No Uíge, vinte e oito crianças acusadas de feitiçaria, rejeitadas pelas famílias, perseguidas e sem amor.
Vivem o inferno que a intolerância aliada ao pensamento obscuro cristalizam.
É um lugar que poucos visitam.
Quase apenas a liderança local da Igreja Católica, que o concebeu e levantou em hora boa. Mais os activistas de algumas ONG.

E um ou outro membro com responsabilidade governamental. Amiúde, do ministério da Reinserção Social e do Instituto Nacional da Criança.

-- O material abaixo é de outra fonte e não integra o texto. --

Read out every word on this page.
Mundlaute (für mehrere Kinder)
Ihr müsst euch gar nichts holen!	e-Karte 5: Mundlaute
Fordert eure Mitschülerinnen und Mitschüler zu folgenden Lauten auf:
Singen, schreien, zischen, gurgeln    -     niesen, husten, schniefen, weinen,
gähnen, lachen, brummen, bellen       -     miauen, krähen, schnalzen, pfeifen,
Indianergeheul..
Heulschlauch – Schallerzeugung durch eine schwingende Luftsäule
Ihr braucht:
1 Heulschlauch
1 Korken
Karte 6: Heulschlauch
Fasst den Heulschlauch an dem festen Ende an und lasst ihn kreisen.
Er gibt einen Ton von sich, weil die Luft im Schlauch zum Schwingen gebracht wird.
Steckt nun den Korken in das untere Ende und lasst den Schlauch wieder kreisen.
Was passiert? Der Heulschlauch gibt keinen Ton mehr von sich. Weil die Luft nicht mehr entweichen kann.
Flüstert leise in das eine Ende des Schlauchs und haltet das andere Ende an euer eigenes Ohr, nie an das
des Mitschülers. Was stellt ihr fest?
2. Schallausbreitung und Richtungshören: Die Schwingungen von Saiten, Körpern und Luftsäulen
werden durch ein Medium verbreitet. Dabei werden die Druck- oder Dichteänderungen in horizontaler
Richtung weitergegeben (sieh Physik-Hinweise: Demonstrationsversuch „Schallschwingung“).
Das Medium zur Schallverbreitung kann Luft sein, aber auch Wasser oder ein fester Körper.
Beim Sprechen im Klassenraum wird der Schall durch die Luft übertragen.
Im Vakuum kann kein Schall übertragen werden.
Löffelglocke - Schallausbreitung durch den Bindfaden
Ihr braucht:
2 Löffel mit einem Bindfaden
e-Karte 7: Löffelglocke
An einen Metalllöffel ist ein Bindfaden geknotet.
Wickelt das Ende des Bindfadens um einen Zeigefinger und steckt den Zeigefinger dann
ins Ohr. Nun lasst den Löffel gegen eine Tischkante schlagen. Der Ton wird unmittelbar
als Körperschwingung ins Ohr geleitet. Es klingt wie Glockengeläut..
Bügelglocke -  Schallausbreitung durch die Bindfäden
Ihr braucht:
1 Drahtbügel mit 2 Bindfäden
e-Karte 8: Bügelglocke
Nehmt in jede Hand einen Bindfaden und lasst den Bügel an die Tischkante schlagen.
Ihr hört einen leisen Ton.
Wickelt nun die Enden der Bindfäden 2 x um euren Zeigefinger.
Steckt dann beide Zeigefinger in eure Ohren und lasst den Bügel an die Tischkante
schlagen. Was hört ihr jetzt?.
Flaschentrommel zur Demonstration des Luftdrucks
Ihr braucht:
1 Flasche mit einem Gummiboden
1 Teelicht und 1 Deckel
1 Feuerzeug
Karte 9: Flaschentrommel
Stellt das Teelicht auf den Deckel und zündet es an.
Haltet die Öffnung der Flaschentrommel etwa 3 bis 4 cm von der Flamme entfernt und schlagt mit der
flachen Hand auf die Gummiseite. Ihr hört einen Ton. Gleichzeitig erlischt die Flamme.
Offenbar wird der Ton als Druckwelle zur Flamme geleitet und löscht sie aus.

Também do governo da província, que um dia deixaram roupas e uma bicicleta.
Quando calha, uma equipa de jornalistas que se interessa por uma história rara de rejeição.
Quem chega ao Uíge por avião, a uns escassos dois km na direcção aeroporto-cidade, do lado direito, num plano elevado, ergue-se uma casa de paredes pintadas de um verde esperança.

Pouco dirá ao transeunte, porque está feita para não chamar a atenção.
Lugar discreto. Minúsculo. Mas cheio de amor.
É ali que a Igreja Católica, num gesto que fala da sua longa vocação de solidariedade e humanismo, albergou as crianças que em diferentes momentos foram lançadas ao desamparo e à condenação.
“Criámos este lugar há seis anos, em Dezembro de 2003. Temos trinta e uma crianças, rapazes todos. A ideia foi do Bispo Dom Francisco da Mata Mourisca, antes dele se reformar. É a alma deste projecto”, diz-nos o catequista Pedro Vieira dos Santos, 68 anos de idade bem disfarçados num corpo enérgico.
É o responsável pela casa, a quem todos obedecem. Um gestor mergulhado em preocupações existenciais do dia-a-dia como conseguir o arroz, a fuba para o funji, a massa, o óleo, o peixe, o feijão, a banana, mas também atento – e muito – à recuperação das crianças e adolescentes que encontram refúgio no centro. Aos seus estudos. À sua formação como homens úteis do amanhã.

As dificuldades do lar não são de negligenciar: “Às vezes falta comida.
Quando a Diocese não pode ajudar, fica-se aflito. Contudo, nunca falhou o jantar ou o almoço. Bem ou mal, as refeições fazem-se. Agora mesmo, por exemplo, só temos fuba de bombó e feijão. O MINARS e o INAC ajudam muito com comida e roupa” – detalha o responsável, que reserva também uma palavra de gratidão para a ONG alemã GAUFF, que ajudou com a pintura da casa e ergueu o muro de vedação.
Visitámos o lar, baptizado S. José no dia da sua inauguração (18 de Dezembro de 2003), numa segunda-feira de aulas normais. Por isso o corrupio minguado, só ali estavam quem estuda à tarde.
Perdemos a oportunidade de conhecer os mais novos dos internos, João Maloba e Joaquim Alfredo, envoltos nas malhas da feitiçaria com curtíssimos e inocentes 7 anos de idade. Andam na primeira classe e já haviam abalado, a pé, para a escola que frequentam.

Os colegas falam deles com um misto de pena e admiração, como se não fossem eles próprios heróis iguais de uma mesma novela surreal.»